Auf diese Weise kann ein Anbieter an den Problemen seiner Kunden auch noch richtig gut zu verdienen. Wenn Kunden also hier und da ratlos im Informations-Regen stehengelassen und Reklamationen nicht wirklich ernsthaft bearbeitet werden und Kunden daher mehrfach die kostenpflichtige Hotline anrufen müssen: umso besser.

An dieser Stelle beginnt es nicht nur mit dem Servicegedanken knifflig zu werden, sondern solch lukrative Ideen haben die Tendenz, in variierter Form auf alles mögliche angewendet zu werden.
Das wiederum begann (übrigens schon vor dem Service-Trend) im Grunde mit den „SB“-Tankstellen. Die Grundidee „Warum lassen wir die Leute eigentlich nicht selber tanken?“ sparte den Tankstellen-Betreibern mitsamt zahlreichem Personal auch die dazugehörigen Kosten.

Verkauft wurde das Ganze als „Service“: Warum lange warten, bis der Tankwart mit dem Putzen der Windschutzscheibe irgendeines Wagens endlich fertig ist? Einfach selbst tanken, das geht schneller.
Noch heute prangen hier und da „SB“-Schriftzüge, die an diese Aktion erinnern und auf Grund der inzwischen „selbstverständlichen“ Selbstbetankung eher amüsant erscheinen. Mehr noch: Nach einem Test in Hamburg hat eine Tankstellenkette den „Tankwart in Bedienung“ vorerst an 1.000 Tankstellen in Deutschland gegen den Aufpreis von 1,- Euro wieder eingeführt, was als kleine Sensation gefeiert wurde.

Geschäftsklima: Die Wüstenausbreitung

Apropos „Selbstbedienung“: Das „Selbermachen“ wird nahezu inflationär als „Service“ deklariert. So gehört der Kunde heute in immer mehr Bereichen fast schon zur Belegschaft. Alles mögliche, das ihm früher als Arbeit abgenommen wurde, darf er heute als großzügigen „Service“ selbst erledigen. Das wiederum begann mit Möbeln, die früher „selbstverständlich“ in Form von Möbeln angeliefert und dort aufgestellt wurden, wo der Käufer sie gern haben wollte. Heute ist das allesamt: „Service“ - von der Lieferung bis zur Endmontage: gegen Aufpreis.

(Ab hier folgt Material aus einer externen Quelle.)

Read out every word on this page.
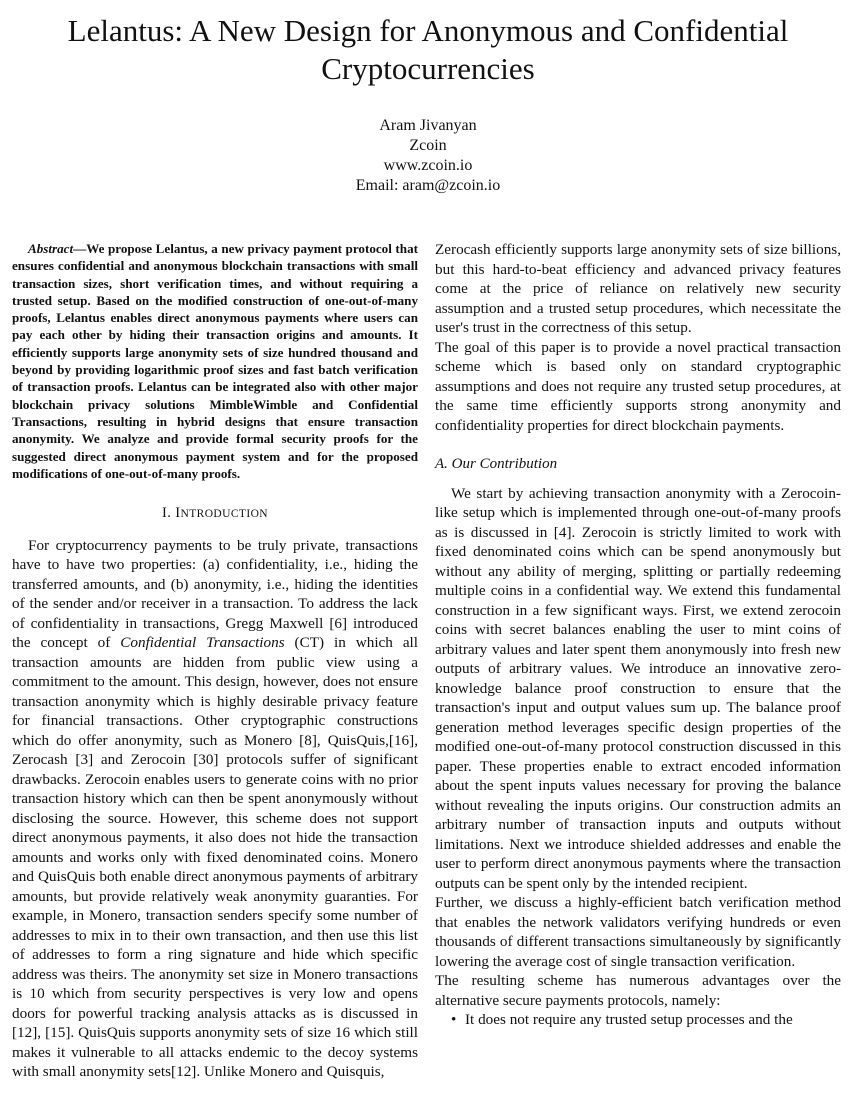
Lelantus: A New Design for Anonymous and Confidential Cryptocurrencies
Aram Jivanyan
Zcoin
www.zcoin.io
Email: aram@zcoin.io

Abstract—We propose Lelantus, a new privacy payment protocol that ensures confidential and anonymous blockchain transactions with small transaction sizes, short verification times, and without requiring a trusted setup. Based on the modified construction of one-out-of-many proofs, Lelantus enables direct anonymous payments where users can pay each other by hiding their transaction origins and amounts. It efficiently supports large anonymity sets of size hundred thousand and beyond by providing logarithmic proof sizes and fast batch verification of transaction proofs. Lelantus can be integrated also with other major blockchain privacy solutions MimbleWimble and Confidential Transactions, resulting in hybrid designs that ensure transaction anonymity. We analyze and provide formal security proofs for the suggested direct anonymous payment system and for the proposed modifications of one-out-of-many proofs.

I. INTRODUCTION

For cryptocurrency payments to be truly private, transactions have to have two properties: (a) confidentiality, i.e., hiding the transferred amounts, and (b) anonymity, i.e., hiding the identities of the sender and/or receiver in a transaction. To address the lack of confidentiality in transactions, Gregg Maxwell [6] introduced the concept of Confidential Transactions (CT) in which all transaction amounts are hidden from public view using a commitment to the amount. This design, however, does not ensure transaction anonymity which is highly desirable privacy feature for financial transactions. Other cryptographic constructions which do offer anonymity, such as Monero [8], QuisQuis,[16], Zerocash [3] and Zerocoin [30] protocols suffer of significant drawbacks. Zerocoin enables users to generate coins with no prior transaction history which can then be spent anonymously without disclosing the source. However, this scheme does not support direct anonymous payments, it also does not hide the transaction amounts and works only with fixed denominated coins. Monero and QuisQuis both enable direct anonymous payments of arbitrary amounts, but provide relatively weak anonymity guaranties. For example, in Monero, transaction senders specify some number of addresses to mix in to their own transaction, and then use this list of addresses to form a ring signature and hide which specific address was theirs. The anonymity set size in Monero transactions is 10 which from security perspectives is very low and opens doors for powerful tracking analysis attacks as is discussed in [12], [15]. QuisQuis supports anonymity sets of size 16 which still makes it vulnerable to all attacks endemic to the decoy systems with small anonymity sets[12]. Unlike Monero and Quisquis,

Zerocash efficiently supports large anonymity sets of size billions, but this hard-to-beat efficiency and advanced privacy features come at the price of reliance on relatively new security assumption and a trusted setup procedures, which necessitate the user's trust in the correctness of this setup.

The goal of this paper is to provide a novel practical transaction scheme which is based only on standard cryptographic assumptions and does not require any trusted setup procedures, at the same time efficiently supports strong anonymity and confidentiality properties for direct blockchain payments.

A. Our Contribution

We start by achieving transaction anonymity with a Zerocoin-like setup which is implemented through one-out-of-many proofs as is discussed in [4]. Zerocoin is strictly limited to work with fixed denominated coins which can be spend anonymously but without any ability of merging, splitting or partially redeeming multiple coins in a confidential way. We extend this fundamental construction in a few significant ways. First, we extend zerocoin coins with secret balances enabling the user to mint coins of arbitrary values and later spent them anonymously into fresh new outputs of arbitrary values. We introduce an innovative zero-knowledge balance proof construction to ensure that the transaction's input and output values sum up. The balance proof generation method leverages specific design properties of the modified one-out-of-many protocol construction discussed in this paper. These properties enable to extract encoded information about the spent inputs values necessary for proving the balance without revealing the inputs origins. Our construction admits an arbitrary number of transaction inputs and outputs without limitations. Next we introduce shielded addresses and enable the user to perform direct anonymous payments where the transaction outputs can be spent only by the intended recipient.

Further, we discuss a highly-efficient batch verification method that enables the network validators verifying hundreds or even thousands of different transactions simultaneously by significantly lowering the average cost of single transaction verification.

The resulting scheme has numerous advantages over the alternative secure payments protocols, namely:

• It does not require any trusted setup processes and the
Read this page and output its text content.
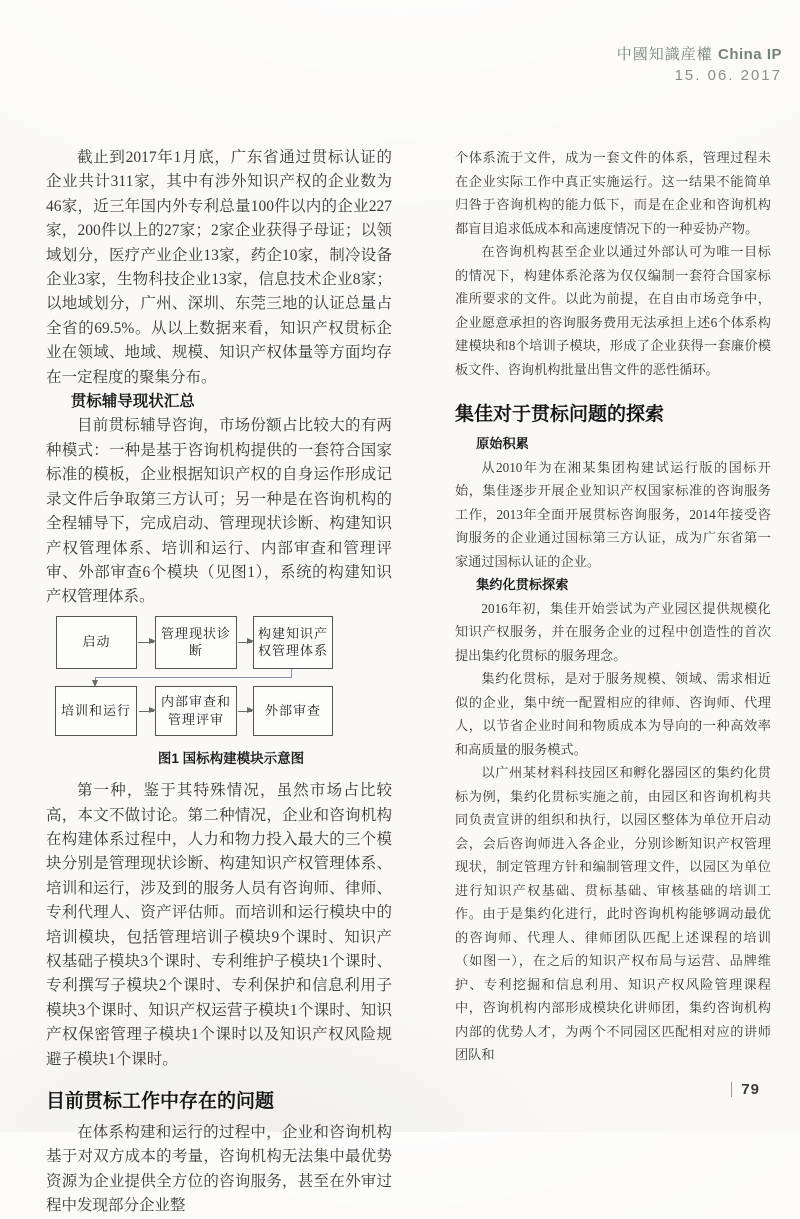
中國知識産權 China IP
15. 06. 2017

截止到2017年1月底，广东省通过贯标认证的企业共计311家，其中有涉外知识产权的企业数为46家，近三年国内外专利总量100件以内的企业227家，200件以上的27家；2家企业获得子母证；以领域划分，医疗产业企业13家，药企10家，制冷设备企业3家，生物科技企业13家，信息技术企业8家；以地域划分，广州、深圳、东莞三地的认证总量占全省的69.5%。从以上数据来看，知识产权贯标企业在领域、地域、规模、知识产权体量等方面均存在一定程度的聚集分布。

贯标辅导现状汇总

目前贯标辅导咨询，市场份额占比较大的有两种模式：一种是基于咨询机构提供的一套符合国家标准的模板，企业根据知识产权的自身运作形成记录文件后争取第三方认可；另一种是在咨询机构的全程辅导下，完成启动、管理现状诊断、构建知识产权管理体系、培训和运行、内部审查和管理评审、外部审查6个模块（见图1），系统的构建知识产权管理体系。

启动
管理现状诊断
构建知识产权管理体系
培训和运行
内部审查和管理评审
外部审查
图1 国标构建模块示意图

第一种，鉴于其特殊情况，虽然市场占比较高，本文不做讨论。第二种情况，企业和咨询机构在构建体系过程中，人力和物力投入最大的三个模块分别是管理现状诊断、构建知识产权管理体系、培训和运行，涉及到的服务人员有咨询师、律师、专利代理人、资产评估师。而培训和运行模块中的培训模块，包括管理培训子模块9个课时、知识产权基础子模块3个课时、专利维护子模块1个课时、专利撰写子模块2个课时、专利保护和信息利用子模块3个课时、知识产权运营子模块1个课时、知识产权保密管理子模块1个课时以及知识产权风险规避子模块1个课时。

目前贯标工作中存在的问题

在体系构建和运行的过程中，企业和咨询机构基于对双方成本的考量，咨询机构无法集中最优势资源为企业提供全方位的咨询服务，甚至在外审过程中发现部分企业整

个体系流于文件，成为一套文件的体系，管理过程未在企业实际工作中真正实施运行。这一结果不能简单归咎于咨询机构的能力低下，而是在企业和咨询机构都盲目追求低成本和高速度情况下的一种妥协产物。

在咨询机构甚至企业以通过外部认可为唯一目标的情况下，构建体系沦落为仅仅编制一套符合国家标准所要求的文件。以此为前提，在自由市场竞争中，企业愿意承担的咨询服务费用无法承担上述6个体系构建模块和8个培训子模块，形成了企业获得一套廉价模板文件、咨询机构批量出售文件的恶性循环。

集佳对于贯标问题的探索
原始积累

从2010年为在湘某集团构建试运行版的国标开始，集佳逐步开展企业知识产权国家标准的咨询服务工作，2013年全面开展贯标咨询服务，2014年接受咨询服务的企业通过国标第三方认证，成为广东省第一家通过国标认证的企业。

集约化贯标探索

2016年初，集佳开始尝试为产业园区提供规模化知识产权服务，并在服务企业的过程中创造性的首次提出集约化贯标的服务理念。

集约化贯标，是对于服务规模、领域、需求相近似的企业，集中统一配置相应的律师、咨询师、代理人，以节省企业时间和物质成本为导向的一种高效率和高质量的服务模式。

以广州某材料科技园区和孵化器园区的集约化贯标为例，集约化贯标实施之前，由园区和咨询机构共同负责宣讲的组织和执行，以园区整体为单位开启动会，会后咨询师进入各企业，分别诊断知识产权管理现状，制定管理方针和编制管理文件，以园区为单位进行知识产权基础、贯标基础、审核基础的培训工作。由于是集约化进行，此时咨询机构能够调动最优的咨询师、代理人、律师团队匹配上述课程的培训（如图一），在之后的知识产权布局与运营、品牌维护、专利挖掘和信息利用、知识产权风险管理课程中，咨询机构内部形成模块化讲师团，集约咨询机构内部的优势人才，为两个不同园区匹配相对应的讲师团队和

79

Der noch relativ neue elektronische „Selbst-Check-in“ an Flughäfen übrigens wird ebenfalls als „Service“ deklariert. Schätzungsweise noch maximal drei Jahre lang. Bis er dann eine „Selbstverständlichkeit“ sein wird, wie in fünf Jahren der „Check-in“ per Augen-Scan, noch bequemer, noch zeitsparender.

Mit hellseherischer Sicherheit wird auch die in Bälde zu erwartende flächendeckende Einführung des „RFID”-Chips für Produkte aller Art dem Kunden als „Service“ verkauft werden:
Nie mehr an der Supermarktkasse Schlange stehen und kostbare Zeit beim Bezahlvorgang mit der Kassiererin vergeuden. Den Einkaufswagen einfach durch die „Bezahlzone“ schieben, wo die Chips ausgelesen werden, der Betrag wird automatisch vom Konto abgebucht. Ein „Service“ dummerweise auf Kosten der -zig Tausend dann leider arbeitslosen Kassiererinnen. Unter anderem.